Patricia Hertel is Privatdozentin at the University of Basel and associated researcher in the reasearch area “Circulations”. She is a historian for nineteenth and twentieth century Europe with a focus on transnational and cultural history. Her current research project deals with the transformation of professional travel in the age of aviation.

After a training as a publishing manager, she concluded a Magister degree in German Philology, History, and Portuguese Philology at the Ludwig Maximilian University in Munich, as well as a training as a journalist. She earned a PhD degree at the University of Fribourg (Switzerland) with a PhD thesis on the memory of the Islamic Middle Ages in nineteenth and twentieth century nationalism on the Iberian Peninsula (published in German and English). Thanks to a two-year postdoctoral fellowship from the Swiss National Science Foundation (SNSF), she conducted research as a visiting scholar at King’s College London, the German Historical Institute London, the Universidad Complutense de Madrid, and the Universitat de València. In 2023, she completed a habilitation degree at the University of Basel with her second book: Europe’s Favourite Dictatorships: Southern Authoritarianism, Tourism, and the “Free West.” From 2021 to 2025, she was a researcher at the Centre Marc Bloch Berlin, where she continues to be an associated researcher.

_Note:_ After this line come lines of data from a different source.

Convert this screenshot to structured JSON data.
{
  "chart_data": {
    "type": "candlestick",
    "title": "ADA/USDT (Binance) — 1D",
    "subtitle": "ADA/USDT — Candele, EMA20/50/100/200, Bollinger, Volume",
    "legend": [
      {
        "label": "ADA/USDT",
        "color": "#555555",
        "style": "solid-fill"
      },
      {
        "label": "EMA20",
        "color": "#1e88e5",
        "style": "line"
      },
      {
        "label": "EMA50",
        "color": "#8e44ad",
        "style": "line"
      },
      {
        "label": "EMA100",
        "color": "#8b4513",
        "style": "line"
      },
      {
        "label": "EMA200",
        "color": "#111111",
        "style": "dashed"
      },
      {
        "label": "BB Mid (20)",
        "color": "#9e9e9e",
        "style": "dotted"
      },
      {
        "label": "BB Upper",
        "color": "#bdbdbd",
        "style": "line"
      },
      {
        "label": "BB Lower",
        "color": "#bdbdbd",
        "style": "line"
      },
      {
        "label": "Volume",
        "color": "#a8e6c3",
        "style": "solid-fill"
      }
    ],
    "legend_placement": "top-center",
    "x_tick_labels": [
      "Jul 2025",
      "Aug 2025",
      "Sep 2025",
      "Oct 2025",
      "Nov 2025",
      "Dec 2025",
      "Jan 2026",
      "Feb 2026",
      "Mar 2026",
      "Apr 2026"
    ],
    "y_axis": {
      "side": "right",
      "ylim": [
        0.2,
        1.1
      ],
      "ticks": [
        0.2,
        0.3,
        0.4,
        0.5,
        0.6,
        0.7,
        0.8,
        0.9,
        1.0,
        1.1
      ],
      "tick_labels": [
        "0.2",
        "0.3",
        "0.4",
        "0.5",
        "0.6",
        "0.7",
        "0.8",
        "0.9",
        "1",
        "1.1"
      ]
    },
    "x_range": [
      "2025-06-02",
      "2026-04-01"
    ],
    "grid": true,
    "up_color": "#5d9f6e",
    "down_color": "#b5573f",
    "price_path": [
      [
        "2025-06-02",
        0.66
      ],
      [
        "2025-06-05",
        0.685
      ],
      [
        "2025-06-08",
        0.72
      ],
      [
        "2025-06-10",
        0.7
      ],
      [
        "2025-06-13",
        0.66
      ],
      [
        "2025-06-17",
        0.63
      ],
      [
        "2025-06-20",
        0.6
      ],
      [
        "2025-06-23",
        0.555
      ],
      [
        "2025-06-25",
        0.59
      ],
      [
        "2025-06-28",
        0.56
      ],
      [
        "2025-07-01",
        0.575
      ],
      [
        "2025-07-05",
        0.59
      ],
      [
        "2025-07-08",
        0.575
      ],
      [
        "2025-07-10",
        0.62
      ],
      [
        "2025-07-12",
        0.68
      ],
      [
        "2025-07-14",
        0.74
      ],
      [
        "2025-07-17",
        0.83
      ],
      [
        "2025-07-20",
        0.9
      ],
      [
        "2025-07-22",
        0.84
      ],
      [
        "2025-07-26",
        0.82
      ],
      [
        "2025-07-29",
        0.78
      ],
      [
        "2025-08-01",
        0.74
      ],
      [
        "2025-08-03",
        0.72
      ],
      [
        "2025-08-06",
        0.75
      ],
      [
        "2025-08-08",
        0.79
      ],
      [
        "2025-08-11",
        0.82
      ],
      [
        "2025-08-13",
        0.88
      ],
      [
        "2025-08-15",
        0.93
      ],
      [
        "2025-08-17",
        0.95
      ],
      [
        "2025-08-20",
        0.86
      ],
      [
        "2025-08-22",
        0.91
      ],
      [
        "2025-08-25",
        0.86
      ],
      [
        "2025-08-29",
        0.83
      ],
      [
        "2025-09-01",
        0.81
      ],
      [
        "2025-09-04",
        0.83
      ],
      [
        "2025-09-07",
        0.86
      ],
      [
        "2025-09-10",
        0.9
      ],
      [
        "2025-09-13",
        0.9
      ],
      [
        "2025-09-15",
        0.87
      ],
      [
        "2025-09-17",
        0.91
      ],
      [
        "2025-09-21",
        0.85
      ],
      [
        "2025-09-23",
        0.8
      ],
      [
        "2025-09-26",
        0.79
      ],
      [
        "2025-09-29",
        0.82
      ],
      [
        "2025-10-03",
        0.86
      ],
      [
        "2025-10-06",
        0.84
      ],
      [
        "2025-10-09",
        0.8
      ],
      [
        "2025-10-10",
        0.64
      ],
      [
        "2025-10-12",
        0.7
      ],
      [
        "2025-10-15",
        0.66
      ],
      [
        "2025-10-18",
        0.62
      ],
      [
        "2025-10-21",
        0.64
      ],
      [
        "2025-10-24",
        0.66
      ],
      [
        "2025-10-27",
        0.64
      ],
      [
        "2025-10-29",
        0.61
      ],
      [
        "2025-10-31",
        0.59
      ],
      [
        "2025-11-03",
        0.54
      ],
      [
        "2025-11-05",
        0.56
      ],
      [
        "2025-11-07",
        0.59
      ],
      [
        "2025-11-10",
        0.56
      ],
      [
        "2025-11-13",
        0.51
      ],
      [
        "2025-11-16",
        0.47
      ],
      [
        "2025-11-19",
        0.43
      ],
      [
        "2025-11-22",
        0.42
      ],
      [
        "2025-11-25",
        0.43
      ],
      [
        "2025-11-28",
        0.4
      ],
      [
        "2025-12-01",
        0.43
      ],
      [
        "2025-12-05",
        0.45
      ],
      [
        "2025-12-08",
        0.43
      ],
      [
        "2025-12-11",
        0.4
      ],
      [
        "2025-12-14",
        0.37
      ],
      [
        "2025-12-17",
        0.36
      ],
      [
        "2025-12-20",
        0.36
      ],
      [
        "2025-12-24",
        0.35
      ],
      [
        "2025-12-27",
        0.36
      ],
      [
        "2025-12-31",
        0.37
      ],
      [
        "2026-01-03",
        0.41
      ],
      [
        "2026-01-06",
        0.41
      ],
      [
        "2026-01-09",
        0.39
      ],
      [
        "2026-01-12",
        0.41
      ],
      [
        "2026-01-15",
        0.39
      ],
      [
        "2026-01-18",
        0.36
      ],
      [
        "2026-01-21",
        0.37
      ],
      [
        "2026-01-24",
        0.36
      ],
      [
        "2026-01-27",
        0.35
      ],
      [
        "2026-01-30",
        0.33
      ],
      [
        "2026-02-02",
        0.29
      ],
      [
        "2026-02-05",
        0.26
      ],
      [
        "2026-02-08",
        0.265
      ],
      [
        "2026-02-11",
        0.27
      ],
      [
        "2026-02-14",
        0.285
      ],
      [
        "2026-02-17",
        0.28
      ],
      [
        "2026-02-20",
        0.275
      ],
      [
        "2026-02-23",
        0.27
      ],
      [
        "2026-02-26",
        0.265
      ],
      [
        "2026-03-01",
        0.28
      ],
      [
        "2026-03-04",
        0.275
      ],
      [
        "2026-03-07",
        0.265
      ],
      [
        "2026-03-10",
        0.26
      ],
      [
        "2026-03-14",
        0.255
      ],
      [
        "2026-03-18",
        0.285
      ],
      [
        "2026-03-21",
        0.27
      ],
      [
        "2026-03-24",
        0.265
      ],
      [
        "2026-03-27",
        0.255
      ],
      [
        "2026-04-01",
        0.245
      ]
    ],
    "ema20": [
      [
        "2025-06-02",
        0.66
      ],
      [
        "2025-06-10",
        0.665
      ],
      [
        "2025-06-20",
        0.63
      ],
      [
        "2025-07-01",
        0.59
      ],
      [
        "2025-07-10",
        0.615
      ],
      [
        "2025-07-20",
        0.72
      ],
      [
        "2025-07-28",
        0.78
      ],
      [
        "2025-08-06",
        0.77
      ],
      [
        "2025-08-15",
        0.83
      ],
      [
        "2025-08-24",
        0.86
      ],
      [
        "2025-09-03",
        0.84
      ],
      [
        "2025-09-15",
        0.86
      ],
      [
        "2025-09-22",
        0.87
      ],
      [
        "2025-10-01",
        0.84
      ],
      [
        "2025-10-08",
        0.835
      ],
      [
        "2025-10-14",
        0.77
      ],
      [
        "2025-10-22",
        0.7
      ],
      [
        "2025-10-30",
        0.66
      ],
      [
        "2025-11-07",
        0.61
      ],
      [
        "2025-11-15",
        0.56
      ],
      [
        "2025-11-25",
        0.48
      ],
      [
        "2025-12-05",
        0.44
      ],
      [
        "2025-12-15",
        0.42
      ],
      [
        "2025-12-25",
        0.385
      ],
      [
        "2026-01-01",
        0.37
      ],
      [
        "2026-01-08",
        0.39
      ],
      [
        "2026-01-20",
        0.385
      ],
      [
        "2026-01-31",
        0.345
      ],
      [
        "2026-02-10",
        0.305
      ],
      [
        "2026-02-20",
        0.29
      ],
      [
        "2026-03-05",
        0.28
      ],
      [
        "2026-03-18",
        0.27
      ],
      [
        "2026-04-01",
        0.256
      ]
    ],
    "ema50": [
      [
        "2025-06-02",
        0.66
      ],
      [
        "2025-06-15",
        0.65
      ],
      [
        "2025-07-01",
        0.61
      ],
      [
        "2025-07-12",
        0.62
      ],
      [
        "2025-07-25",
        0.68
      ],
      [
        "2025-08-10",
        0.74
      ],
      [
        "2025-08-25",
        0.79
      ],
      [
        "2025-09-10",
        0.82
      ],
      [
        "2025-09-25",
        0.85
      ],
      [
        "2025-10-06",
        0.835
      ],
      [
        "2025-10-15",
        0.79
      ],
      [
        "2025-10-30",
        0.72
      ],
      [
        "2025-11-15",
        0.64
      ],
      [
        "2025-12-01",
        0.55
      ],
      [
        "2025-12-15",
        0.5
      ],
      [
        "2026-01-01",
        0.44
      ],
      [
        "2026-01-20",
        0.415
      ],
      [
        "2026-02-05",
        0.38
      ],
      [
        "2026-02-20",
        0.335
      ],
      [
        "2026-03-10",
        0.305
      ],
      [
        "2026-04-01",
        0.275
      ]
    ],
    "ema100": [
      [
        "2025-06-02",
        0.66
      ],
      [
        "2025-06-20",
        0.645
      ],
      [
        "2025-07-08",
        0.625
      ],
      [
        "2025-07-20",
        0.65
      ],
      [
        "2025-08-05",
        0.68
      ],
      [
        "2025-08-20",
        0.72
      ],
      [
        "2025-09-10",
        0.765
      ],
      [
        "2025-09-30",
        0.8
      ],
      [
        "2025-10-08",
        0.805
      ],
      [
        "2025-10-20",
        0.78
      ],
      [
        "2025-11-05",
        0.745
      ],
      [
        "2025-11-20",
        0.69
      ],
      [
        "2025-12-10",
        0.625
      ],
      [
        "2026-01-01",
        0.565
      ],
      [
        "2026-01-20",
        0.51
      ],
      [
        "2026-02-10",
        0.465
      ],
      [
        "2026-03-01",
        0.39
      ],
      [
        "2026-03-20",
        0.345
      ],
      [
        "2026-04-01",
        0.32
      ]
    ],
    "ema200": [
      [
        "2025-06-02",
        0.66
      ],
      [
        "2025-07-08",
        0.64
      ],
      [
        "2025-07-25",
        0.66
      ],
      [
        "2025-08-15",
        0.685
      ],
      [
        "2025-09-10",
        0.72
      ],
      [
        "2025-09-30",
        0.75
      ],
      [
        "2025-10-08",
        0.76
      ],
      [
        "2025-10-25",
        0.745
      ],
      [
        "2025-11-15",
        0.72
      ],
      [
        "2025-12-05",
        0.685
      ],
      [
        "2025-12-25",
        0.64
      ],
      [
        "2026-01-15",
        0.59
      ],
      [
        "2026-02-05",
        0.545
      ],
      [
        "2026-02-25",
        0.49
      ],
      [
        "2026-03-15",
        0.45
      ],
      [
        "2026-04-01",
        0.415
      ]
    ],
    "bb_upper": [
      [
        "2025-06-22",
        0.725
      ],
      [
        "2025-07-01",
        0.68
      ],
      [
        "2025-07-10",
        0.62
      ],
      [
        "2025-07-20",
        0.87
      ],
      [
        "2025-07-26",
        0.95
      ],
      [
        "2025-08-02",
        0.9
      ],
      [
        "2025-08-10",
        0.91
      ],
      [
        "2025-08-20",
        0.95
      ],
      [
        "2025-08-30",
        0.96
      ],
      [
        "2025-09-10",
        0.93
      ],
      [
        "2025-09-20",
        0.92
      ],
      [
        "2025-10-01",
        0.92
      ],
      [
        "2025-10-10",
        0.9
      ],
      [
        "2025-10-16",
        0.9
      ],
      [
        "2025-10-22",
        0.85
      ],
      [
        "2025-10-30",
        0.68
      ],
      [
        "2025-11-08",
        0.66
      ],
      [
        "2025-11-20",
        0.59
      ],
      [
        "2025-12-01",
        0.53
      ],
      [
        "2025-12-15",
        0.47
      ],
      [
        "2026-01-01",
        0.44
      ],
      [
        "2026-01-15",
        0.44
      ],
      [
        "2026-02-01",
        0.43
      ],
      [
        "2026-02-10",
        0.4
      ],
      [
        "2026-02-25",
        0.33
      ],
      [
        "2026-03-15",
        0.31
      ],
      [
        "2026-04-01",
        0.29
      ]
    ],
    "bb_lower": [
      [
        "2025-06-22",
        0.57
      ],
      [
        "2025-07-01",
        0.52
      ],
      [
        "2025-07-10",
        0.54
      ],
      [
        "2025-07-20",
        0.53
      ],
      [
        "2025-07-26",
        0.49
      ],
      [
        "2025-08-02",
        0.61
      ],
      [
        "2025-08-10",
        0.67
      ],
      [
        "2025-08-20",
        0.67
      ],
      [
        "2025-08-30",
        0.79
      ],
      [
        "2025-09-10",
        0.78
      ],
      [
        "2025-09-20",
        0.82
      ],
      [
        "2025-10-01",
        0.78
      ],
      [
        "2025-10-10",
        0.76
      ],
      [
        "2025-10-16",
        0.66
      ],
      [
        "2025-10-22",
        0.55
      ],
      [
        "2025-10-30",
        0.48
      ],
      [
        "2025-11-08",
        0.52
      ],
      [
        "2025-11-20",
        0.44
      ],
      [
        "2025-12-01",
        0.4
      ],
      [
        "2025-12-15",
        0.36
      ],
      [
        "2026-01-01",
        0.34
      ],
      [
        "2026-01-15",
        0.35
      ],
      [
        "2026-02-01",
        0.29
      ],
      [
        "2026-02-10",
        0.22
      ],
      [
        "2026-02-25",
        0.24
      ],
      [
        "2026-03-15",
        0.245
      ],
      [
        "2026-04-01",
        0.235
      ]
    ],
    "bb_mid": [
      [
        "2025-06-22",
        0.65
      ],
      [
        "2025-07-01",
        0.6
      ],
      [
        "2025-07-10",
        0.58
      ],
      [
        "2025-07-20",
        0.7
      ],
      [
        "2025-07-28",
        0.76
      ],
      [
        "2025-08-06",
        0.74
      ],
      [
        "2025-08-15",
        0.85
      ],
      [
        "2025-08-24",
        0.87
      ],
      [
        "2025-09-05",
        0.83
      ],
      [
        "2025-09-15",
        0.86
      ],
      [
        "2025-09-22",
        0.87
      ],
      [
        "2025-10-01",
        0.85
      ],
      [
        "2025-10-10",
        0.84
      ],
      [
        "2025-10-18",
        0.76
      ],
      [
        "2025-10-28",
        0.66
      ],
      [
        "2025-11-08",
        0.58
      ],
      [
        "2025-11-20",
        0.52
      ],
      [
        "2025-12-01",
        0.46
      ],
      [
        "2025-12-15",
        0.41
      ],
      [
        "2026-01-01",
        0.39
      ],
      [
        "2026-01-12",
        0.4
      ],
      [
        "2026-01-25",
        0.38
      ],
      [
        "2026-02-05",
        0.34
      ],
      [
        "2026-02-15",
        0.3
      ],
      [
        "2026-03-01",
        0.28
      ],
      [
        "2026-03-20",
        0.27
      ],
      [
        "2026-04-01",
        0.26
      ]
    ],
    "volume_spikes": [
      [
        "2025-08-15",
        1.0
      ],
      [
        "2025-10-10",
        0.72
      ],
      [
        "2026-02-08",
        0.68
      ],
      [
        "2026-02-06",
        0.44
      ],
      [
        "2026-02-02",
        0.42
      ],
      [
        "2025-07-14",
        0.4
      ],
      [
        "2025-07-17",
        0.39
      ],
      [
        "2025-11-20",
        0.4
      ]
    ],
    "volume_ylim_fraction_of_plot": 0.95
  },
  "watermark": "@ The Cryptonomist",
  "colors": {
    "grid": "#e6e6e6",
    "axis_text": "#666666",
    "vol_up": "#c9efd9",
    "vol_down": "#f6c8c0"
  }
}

In the academic year 2023/2024, she held the position of guest professor for Global History at the Freie Universität Berlin, replacing Professor Michael Goebel. Since 2010, she has held positions as a lecturer in the history of the nineteenth and twentieth centuries and in academic writing at various universities (Basel, St. Gallen, Lucerne, and Fribourg/Switzerland).

 

Mutterinstitut:

University of Basel

FORSCHUNG

Forschungsthemen

• European history of the nineteenth and twentieth centuries
• Travel and mobility
• Uses of infrastructures
• International relations
• Spatial concepts, “mental maps”
• Memory studies
• Dictatorial and authoritarian regimes
• Nationalism, notions of identity

Forschungsprojekt

Air Travel and the Transformation of the Modern Business World, 1920s–1990s

The possibility of travelling by air profoundly changed the way the world does business. Being able to cover longer distances in shorter times altered workflows in production and distribution for international corporations as well as the frequency, location, and length of meetings and business trips. In turn, air travel triggered new business models, and companies arose whose very existence was subject to this capability. Overall, the modern business world became increasingly dependent on air travel, with a social spectrum ranging from the sales representatives of medium-sized companies to a cosmopolitan elite eventually becoming what sociologist Richard Senett has described as “Davos Men”.  With cultural historical methods, this project analyses how air travel, along with modern communication technologies, transformed international business relations. Air travel for professional purposes was, as the project argues, an important factor for creating and distinguishing a new type of middle and upper class in Europe and beyond. It triggered dynamics both of connections between groups of people as well as the marginalisation of others. Studying the practices and conventions around air travel in business relations serves as a perspective on how international and global mobility transformed business milieus in the twentieth century.